Sürükleyici bir dille insanı alıp evrenin bilinen ve
bilinmeyen boyutlarına götüren "Evrenin Gizli
Boyutları" adlı felsefi eser böyle çıkar ortaya.
Bu kitapta, ağır felsefi konular, Vehbi Bardakçı'nın
dilinde adeta bir şiire dönüşür. "Evrenin Gizli
Boyutları", gürül gürül akıp giden kocaman
bir şiirdir sanki.
Daha
sonra, "İnsan Sevdikçe Güzelleşir"le iddialı
bir çıkış yapar. Bu kitabında, kirlenen ilişkileri ve yok
olup giden değerleri dile getirir. Toplumla adeta hesaplaşmakta,
ama daha çok bireyin negatif duygularını sorgulamaktadır.
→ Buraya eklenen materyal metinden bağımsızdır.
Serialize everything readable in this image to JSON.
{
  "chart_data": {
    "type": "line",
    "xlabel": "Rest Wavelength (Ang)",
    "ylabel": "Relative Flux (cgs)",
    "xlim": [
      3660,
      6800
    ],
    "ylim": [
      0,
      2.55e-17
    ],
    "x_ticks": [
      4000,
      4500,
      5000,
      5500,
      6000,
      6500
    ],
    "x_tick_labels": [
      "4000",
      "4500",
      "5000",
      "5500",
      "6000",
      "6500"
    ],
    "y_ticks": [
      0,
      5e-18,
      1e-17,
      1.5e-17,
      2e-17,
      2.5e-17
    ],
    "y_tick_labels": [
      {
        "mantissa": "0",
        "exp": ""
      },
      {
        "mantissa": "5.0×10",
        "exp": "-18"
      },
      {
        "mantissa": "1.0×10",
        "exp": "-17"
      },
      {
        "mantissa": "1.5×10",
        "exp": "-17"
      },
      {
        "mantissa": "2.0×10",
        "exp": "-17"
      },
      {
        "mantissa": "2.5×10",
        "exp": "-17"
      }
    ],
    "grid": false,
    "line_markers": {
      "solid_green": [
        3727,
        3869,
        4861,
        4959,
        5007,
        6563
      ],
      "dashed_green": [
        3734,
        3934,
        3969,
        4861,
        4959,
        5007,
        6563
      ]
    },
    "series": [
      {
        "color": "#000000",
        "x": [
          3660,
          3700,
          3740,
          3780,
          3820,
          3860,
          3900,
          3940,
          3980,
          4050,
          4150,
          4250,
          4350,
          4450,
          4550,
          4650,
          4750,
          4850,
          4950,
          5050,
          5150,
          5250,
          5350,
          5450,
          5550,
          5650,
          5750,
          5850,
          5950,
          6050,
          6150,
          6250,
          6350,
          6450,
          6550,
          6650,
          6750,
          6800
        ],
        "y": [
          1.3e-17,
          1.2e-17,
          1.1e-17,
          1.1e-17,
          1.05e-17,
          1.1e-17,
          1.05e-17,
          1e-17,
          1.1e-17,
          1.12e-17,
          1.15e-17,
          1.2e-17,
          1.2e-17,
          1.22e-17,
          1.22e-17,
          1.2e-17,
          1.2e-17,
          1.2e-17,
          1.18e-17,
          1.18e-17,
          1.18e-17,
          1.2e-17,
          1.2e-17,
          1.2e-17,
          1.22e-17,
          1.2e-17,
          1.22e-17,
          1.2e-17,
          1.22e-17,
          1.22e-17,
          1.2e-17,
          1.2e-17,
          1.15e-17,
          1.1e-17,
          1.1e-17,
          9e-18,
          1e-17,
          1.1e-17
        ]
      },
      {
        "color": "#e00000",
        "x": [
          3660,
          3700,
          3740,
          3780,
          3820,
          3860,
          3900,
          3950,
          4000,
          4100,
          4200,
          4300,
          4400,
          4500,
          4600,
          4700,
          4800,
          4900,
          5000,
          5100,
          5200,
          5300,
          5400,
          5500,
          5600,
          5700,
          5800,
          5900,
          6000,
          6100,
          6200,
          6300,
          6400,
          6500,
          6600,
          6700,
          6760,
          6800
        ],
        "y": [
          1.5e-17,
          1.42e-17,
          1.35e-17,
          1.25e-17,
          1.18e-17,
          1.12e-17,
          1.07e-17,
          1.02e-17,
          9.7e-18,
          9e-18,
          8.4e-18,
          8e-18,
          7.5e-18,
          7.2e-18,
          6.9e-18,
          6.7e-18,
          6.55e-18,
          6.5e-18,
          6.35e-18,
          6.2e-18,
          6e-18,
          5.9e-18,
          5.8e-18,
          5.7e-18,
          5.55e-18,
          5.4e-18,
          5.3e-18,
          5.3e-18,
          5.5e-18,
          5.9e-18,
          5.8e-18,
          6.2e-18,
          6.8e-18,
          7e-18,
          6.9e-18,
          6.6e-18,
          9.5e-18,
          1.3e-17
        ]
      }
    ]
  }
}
Ardından "Kelebek Vadisi" gelir. Bu kitap, yaptığı
tablonun içinde kaybolan bir ressamın romanıdır. Dünya
ve Türk edebiyatında benzeri olmayan bir konu, benzeri olmayan
coşkulu bir dille anlatılmıştır. Düşünce, duygu ve
önemsiz gibi görünen hayalleriyle insanın kendi
içinde nasıl bir evren yarattığı başarılı bir teknikle
verilir.
"Özgürlük"
ve "Dünyanın En Güzel Kitabı" adlı son iki
romanıyla Vehbi Bardakçı Türk edebiyatındaki
tartışmasız yerini almıştır. "Özgürlük"
romanında, uyuşturucu bağımlısı ve yabancı düşmanı
Alman gençlerinin bir haftalık Kapadokya gezileri ilginç
bir kurgulama ve akıcı bir dille anlatılır. "Dünyanın
En Güzel Kitabı"nın ise ilginç bir öyküsü
vardır. Bu kitap, yıllar önce verilmiş bir sözün
romanıdır. Serüvenin bundan sonraki bölümlerini
basından öğreniyoruz. Mersin Gazetesinin günlerce süren
seri haberlerini ve aynı günlere rastlayan Kayseri
Televizonu'nun heber ve röportajlarını tarih sırasına göre
peşpeşe sıraladığımızda, eşine Türk edebiyatında az
rastlanan bir tabloyla karşılaşıyoruz. Şimdi bu pazıl
parçalarını birleştirelim ve ortaya çıkan o muteşem
manzarayı birlikte izleyelim.
İmza
Günleri
KAYSERİ-Berlin'de
yaşayan Vehbi Bardakçı, yeni çıkan "Özgürlük"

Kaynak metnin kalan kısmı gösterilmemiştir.